World News at a Glance
Posted May 30, 2018 9:34 p.m. EDT
Battle to Stamp Out Islamic State in Syria Gains New Momentum, but Threats Remain
A stalled U.S.-backed ground offensive to wipe out the last pockets of Islamic State militants in eastern Syria has been reignited over the past month with the return of top Kurdish commanders. But the campaign may have only little more than six months to hunt down the few hundred fighters — not enough time to extinguish a threat that is quickly moving underground. The new momentum remains imperiled by President Donald Trump’s on-again, off-again threat to withdraw some 2,000 U.S. troops in Syria, including hundreds of Special Operations advisers and commandos.
A Worldwide Scramble to Pull Off a Trump and Kim Summit
Ever since President Donald Trump pulled out of planned talks with Kim Jong Un, the leader of North Korea, officials from both countries have been scrambling to salvage the summit meeting. Kim Yong Chol, one of Kim Jong Un’s most trusted aides, arrived in New York on Wednesday for talks with Secretary of State Mike Pompeo. Kim is the highest-ranking North Korean official to visit the United States in 18 years. Analysts believe that Pompeo will seek to clarify the North’s position on its nuclear program, which may have gotten muddled during Pompeo’s two visits to Pyongyang.
‘Dead’ Russian Journalist Appears at a News Conference in Ukraine
A dissident Russian journalist said to have been murdered earlier this week walked into a news conference on Wednesday that Ukrainian security officials had called to discuss his “murder.” The staged death, said Vasily S. Gritsak, the head of the Ukraine Security Service, was a sting operation aimed at stopping a real assassination plot. Both the story of Arkady Babchenko’s death and that of his resurrection garnered enormous attention around the world. Various voices, especially from the world of journalism, called the ploy a bad idea in an era when battling fake news has become a daily problem.
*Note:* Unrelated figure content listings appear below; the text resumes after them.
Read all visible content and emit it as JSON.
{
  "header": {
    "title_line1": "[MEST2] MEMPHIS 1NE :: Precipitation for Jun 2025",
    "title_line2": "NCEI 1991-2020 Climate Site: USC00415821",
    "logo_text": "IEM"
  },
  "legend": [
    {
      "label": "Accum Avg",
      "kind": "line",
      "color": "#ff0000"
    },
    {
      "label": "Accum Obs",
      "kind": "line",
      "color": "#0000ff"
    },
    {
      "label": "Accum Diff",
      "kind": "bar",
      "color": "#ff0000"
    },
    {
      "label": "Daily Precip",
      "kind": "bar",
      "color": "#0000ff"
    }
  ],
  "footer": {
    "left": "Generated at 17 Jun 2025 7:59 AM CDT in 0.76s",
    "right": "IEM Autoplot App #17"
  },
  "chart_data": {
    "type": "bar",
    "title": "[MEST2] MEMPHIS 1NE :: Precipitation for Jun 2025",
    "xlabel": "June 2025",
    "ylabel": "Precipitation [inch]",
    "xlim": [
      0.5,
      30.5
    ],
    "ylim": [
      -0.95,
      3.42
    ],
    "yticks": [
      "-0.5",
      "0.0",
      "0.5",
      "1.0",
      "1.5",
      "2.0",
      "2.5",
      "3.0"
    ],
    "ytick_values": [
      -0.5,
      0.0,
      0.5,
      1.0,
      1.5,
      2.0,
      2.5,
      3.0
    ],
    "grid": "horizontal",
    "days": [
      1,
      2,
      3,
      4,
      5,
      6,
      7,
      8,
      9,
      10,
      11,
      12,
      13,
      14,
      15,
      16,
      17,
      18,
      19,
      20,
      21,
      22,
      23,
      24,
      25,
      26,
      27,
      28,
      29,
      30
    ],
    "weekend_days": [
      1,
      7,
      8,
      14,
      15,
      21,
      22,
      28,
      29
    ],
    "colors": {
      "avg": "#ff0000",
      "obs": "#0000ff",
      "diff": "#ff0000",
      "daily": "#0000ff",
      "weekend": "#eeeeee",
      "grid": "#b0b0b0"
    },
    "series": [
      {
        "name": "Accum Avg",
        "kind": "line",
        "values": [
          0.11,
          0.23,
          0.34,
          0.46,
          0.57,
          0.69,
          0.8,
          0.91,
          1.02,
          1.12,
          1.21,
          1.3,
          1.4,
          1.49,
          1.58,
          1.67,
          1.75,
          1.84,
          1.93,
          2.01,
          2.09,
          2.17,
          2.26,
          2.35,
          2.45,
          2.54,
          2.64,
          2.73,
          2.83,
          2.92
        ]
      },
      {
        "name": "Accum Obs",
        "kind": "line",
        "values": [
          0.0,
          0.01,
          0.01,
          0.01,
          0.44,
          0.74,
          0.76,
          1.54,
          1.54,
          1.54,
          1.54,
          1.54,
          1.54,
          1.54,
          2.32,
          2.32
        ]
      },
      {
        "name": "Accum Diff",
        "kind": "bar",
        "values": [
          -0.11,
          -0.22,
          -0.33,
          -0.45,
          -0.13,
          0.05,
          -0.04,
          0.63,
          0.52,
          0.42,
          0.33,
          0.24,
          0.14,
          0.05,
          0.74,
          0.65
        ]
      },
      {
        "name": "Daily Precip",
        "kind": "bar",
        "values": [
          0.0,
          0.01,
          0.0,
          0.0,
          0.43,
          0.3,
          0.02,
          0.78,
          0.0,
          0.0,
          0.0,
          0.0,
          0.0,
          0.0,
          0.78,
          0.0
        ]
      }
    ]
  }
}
A Putin Critic Live-Tweets His Arrest in Spain
Bill Browder, a London-based investor who has styled himself as a nemesis of President Vladimir Putin of Russia, documented the latest episode in his 13-year game of cat and mouse with the Russian government, live-tweeting his brief arrest by the Spanish police Wednesday. Russia has repeatedly requested Browder’s arrest through Interpol, but its requests have been refused repeatedly. A spokesman for the Spanish national police said that Browder had been detained in error and that police in Madrid realized the international warrant was no longer valid only after he had been taken into custody.
Hamas Declares Cease-Fire With Israel After a Day of Fighting
Hamas unilaterally declared a cease-fire with Israel on Wednesday, ushering in a fragile calm along the Gaza border after a short but intense round of fighting and easing the prospect of an imminently broader conflict. In response, Israeli officials signaled that the government was willing to end this round, saying it would act only in response to fire from the Gaza Strip. The announcement by Hamas came after nearly 24 hours of cross-border blows, in what was the fiercest exchange since the 50-day war in the summer of 2014.
Italy’s Populists May Give Talks Another Shot, as Uncertainty Lingers
If at first, or second, you don’t succeed, try, try, try again. That was the lesson from Italy’s populist parties Wednesday. After the collapse of their attempt to form a government earlier this week, they were giving it another go. President Sergio Mattarella had only days ago called on Carlo Cottarelli, a former International Monetary Fund official, to form a technical government to guide Italy to a new election. But Cottarelli apparently decided to hold off to see if the parties that won a majority of the votes in March could find a way out of their impasse.
He Fled the Ash That Buried Pompeii, Only to Be Crushed by a Rock
The man, believed to be in his 30s, was fleeing the spectacular explosion of Mount Vesuvius that buried the Italian city of Pompeii in A.D. 79. But he had an infection of the tibia that may have made walking difficult, and he did not get very far. Officials at the Pompeii archaeological site announced Tuesday that they had found the man’s remains, almost 2,000 years after he died. The man died not buried in pumice and ash, but by decapitation from a large block of stone that had most likely been propelled through the air by volcanic gases.